Rather than setting up real-world data as an alternative to data collected in clinical trials, Abernethy and McClellan described an iterative relationship in which clinical observations prompt data collection that can lead to clinical trials.
“You’re seeing studies that are finding associations between existing drugs and outcomes, drugs like famotidine, for example,” McClellan said.
McClellan and Abernethy both pointed to the role of real-world data in producing early, quick information about higher rates of blood clotting problems in hospitalized COVID-19 patients and suggesting the potential benefits of blood thinning agents to prevent clotting.
Those data have prompted the quick initiation of clinical trials.
Associations with immediate, practical utility like the role of coagulation in COVID-19 are being uncovered as a result of the “interaction between clinical anecdotal information and large-scale, real-world analysis that is possible now and in ways that weren’t possible before,” McClellan said.
While they are optimistic about progress that has been made, McClellan and Abernethy acknowledge that more must be done -- and quickly.
The question of whether systems can be put in place to get data from clinical trials in time to craft interventions for the expected second wave of COVID-19 is “sobering,” Abernethy said. “We are going to need to do a lot of clinical development, and frankly start to prioritize our clinical toolbox through prospective data collection and clinical trials, and we need to do so fast.”
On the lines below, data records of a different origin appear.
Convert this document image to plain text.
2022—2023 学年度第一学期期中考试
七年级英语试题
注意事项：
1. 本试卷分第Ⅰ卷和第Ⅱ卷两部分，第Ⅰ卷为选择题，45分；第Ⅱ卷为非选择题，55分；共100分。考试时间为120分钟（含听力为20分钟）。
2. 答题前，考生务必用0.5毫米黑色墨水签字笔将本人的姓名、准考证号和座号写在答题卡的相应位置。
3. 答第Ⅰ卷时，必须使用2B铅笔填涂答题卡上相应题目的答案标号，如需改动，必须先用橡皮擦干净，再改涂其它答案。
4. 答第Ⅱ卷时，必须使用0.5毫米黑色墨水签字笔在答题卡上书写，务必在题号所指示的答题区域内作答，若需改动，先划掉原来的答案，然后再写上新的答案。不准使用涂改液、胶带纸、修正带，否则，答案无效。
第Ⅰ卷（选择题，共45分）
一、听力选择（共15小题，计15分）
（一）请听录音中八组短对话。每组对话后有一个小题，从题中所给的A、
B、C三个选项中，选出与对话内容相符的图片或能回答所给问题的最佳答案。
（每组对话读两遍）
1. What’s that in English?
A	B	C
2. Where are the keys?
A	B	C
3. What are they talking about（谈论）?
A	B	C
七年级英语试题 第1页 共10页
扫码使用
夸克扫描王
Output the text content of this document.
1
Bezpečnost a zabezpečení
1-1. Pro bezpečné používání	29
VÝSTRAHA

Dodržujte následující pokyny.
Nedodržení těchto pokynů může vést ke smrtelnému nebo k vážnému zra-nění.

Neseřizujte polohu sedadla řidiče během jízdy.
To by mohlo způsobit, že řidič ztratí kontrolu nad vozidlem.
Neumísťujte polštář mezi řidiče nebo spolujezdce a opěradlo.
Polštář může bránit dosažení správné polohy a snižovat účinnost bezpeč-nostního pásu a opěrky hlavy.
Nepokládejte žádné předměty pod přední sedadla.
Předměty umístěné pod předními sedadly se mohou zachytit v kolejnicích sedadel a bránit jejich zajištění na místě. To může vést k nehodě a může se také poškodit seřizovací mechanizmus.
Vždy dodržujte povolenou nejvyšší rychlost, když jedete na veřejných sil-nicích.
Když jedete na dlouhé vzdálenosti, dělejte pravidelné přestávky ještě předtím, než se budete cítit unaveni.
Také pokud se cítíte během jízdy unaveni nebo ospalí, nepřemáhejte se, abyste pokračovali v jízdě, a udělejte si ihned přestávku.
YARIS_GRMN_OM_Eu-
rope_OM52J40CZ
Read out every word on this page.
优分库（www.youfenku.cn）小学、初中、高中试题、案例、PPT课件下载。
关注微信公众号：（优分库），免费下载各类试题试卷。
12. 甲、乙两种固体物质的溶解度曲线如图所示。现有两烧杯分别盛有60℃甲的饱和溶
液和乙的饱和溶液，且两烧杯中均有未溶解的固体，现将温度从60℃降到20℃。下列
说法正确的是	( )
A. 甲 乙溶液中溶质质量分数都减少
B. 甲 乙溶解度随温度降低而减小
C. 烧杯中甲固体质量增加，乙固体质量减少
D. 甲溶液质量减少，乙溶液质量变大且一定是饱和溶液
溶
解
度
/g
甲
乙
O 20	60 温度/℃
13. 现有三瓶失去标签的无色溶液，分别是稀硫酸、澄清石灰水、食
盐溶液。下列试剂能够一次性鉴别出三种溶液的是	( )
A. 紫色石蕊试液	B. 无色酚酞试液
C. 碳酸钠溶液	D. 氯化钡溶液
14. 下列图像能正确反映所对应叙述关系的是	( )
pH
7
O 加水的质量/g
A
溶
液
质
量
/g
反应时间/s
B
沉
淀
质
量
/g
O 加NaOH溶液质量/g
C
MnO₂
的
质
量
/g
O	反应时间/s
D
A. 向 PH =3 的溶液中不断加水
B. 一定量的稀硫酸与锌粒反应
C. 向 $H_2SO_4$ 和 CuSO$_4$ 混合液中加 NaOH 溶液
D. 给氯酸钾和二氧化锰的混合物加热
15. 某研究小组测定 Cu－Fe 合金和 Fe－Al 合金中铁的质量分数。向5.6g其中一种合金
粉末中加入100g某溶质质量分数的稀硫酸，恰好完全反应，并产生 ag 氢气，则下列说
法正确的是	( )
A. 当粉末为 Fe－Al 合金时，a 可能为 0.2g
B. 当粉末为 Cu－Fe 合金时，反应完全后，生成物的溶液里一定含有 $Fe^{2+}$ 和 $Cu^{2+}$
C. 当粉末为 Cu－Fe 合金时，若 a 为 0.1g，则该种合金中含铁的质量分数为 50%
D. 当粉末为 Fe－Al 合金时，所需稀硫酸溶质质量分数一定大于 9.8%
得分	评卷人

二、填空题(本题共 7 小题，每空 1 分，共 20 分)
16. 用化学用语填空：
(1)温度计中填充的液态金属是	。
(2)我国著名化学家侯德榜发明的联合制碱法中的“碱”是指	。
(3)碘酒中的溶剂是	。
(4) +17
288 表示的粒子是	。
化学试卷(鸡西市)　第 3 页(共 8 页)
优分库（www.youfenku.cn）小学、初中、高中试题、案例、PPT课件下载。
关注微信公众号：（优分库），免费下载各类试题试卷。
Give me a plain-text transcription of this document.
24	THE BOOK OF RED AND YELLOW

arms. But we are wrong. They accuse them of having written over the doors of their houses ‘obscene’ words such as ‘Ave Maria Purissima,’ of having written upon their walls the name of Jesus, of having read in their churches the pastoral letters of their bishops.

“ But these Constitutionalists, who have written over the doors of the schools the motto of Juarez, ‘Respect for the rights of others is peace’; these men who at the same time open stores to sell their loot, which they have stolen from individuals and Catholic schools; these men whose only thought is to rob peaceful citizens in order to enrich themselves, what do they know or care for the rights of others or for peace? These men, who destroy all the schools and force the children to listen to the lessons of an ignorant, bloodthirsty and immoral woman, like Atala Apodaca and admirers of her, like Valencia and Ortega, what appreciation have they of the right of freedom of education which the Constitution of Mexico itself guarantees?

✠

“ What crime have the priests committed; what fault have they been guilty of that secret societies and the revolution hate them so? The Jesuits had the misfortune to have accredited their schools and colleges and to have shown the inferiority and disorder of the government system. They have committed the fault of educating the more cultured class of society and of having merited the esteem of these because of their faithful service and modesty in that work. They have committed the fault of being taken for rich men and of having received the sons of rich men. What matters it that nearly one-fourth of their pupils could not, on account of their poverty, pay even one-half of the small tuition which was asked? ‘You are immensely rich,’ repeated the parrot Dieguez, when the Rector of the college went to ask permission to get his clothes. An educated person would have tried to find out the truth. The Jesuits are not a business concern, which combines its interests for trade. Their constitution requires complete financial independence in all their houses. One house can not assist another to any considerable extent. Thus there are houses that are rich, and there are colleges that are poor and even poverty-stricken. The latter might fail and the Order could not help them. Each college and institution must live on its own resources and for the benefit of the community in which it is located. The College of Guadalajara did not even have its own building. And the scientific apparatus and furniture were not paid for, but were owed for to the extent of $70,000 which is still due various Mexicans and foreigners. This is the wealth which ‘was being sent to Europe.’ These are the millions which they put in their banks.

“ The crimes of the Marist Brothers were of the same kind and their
Completing studies in time to deploy interventions in the fall or winter will be a challenge, especially if the pandemic fades in the summer months, McClellan said. “People need to be asking now ‘How are you actually going to get the randomized clinical trial evidence that we need?’”
Given the large number of potential treatments and vaccines, it isn’t going to be possible to obtain the necessary data using conventional methods, McClellan and Abernethy said.
Answering critical questions about what works and what doesn’t work for COVID-19 will require changes in data systems “to incorporate more randomization into real-world practical settings,” McClellan said.